Una macchina ferma dietro la curva.
Un uomo e una donna, le loro voci.
Un uomo e una donna, le loro voci.
Le parole di lui, tagli nel silenzio.
Il riso di lei, profumo di fresco.
Comparse che recitano la vita, indifferenti al palco.
Pesci rossi che si corteggiano, ignari del vetro.
L'uomo ha una macchina fotografica
la donna è in posa
come statua davanti al mare.
Lui si avvicina e si allontana, cerca la messa a fuoco,
lei si aggiusta i capelli, lotta con il vento,
bella come Venere che esce dalle acque.
Fotografie,
una dietro l'altra.
Timbri sul passaporto
nodi al fazzoletto per non dimenticare.
Osservo non visto la scena:
l'uomo che sceglie la luce migliore, che regola l'esposizione,
che calcola il dettaglio e poi scatta un'altra foto.

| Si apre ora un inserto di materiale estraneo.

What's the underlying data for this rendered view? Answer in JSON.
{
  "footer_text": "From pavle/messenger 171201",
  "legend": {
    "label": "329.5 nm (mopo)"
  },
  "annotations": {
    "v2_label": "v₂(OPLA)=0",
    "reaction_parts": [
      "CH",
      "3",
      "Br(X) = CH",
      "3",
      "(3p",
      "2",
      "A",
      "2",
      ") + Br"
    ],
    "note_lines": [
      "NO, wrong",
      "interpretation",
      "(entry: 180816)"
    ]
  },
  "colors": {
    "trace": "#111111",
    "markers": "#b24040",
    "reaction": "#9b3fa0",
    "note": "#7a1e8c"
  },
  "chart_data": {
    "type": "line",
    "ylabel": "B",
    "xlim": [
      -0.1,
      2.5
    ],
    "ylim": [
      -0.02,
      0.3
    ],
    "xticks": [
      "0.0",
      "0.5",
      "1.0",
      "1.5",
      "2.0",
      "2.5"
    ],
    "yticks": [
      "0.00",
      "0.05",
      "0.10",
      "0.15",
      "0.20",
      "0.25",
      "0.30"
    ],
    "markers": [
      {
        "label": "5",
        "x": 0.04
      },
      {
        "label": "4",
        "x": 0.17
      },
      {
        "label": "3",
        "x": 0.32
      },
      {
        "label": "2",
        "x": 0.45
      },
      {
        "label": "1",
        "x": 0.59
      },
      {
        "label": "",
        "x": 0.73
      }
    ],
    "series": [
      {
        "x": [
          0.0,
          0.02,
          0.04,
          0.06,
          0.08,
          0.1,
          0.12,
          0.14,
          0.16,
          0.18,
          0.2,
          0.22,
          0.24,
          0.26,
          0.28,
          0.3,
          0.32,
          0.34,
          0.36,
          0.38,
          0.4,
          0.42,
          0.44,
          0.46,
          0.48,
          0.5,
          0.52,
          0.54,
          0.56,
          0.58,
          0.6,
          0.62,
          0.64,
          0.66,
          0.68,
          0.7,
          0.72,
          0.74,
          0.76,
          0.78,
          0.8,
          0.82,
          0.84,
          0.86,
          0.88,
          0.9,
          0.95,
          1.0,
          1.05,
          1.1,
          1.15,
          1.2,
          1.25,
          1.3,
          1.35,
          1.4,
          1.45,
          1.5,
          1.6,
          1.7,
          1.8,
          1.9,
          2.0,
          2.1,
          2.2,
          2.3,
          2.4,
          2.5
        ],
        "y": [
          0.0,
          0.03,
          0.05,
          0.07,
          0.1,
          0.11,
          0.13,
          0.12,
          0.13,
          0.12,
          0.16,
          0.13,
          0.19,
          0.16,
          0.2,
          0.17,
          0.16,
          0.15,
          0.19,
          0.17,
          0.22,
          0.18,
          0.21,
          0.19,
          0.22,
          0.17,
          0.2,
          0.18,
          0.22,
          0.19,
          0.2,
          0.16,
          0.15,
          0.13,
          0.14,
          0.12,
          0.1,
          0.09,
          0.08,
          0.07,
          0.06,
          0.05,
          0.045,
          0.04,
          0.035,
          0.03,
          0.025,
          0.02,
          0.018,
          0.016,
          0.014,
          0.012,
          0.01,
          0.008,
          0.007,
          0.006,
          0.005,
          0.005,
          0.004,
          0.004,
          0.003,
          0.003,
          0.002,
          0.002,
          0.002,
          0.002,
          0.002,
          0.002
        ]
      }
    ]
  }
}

L'uomo che rincorre la sua idea del mare,
farfalla che sfugge ogni volta
dalle maglie - troppo larghe - della rete.
Il vento di tramontana ha spazzato in un canto le nuvole,
il cielo si veste di un celeste sfacciato,
splendente come la tovaglia buona,
tirata fuori per l'occasione.
L'uomo e la donna passano,
e scattano foto.
Trofei, da esibire al ritorno,
domani, quando oggi sarà stato tanto tempo fa.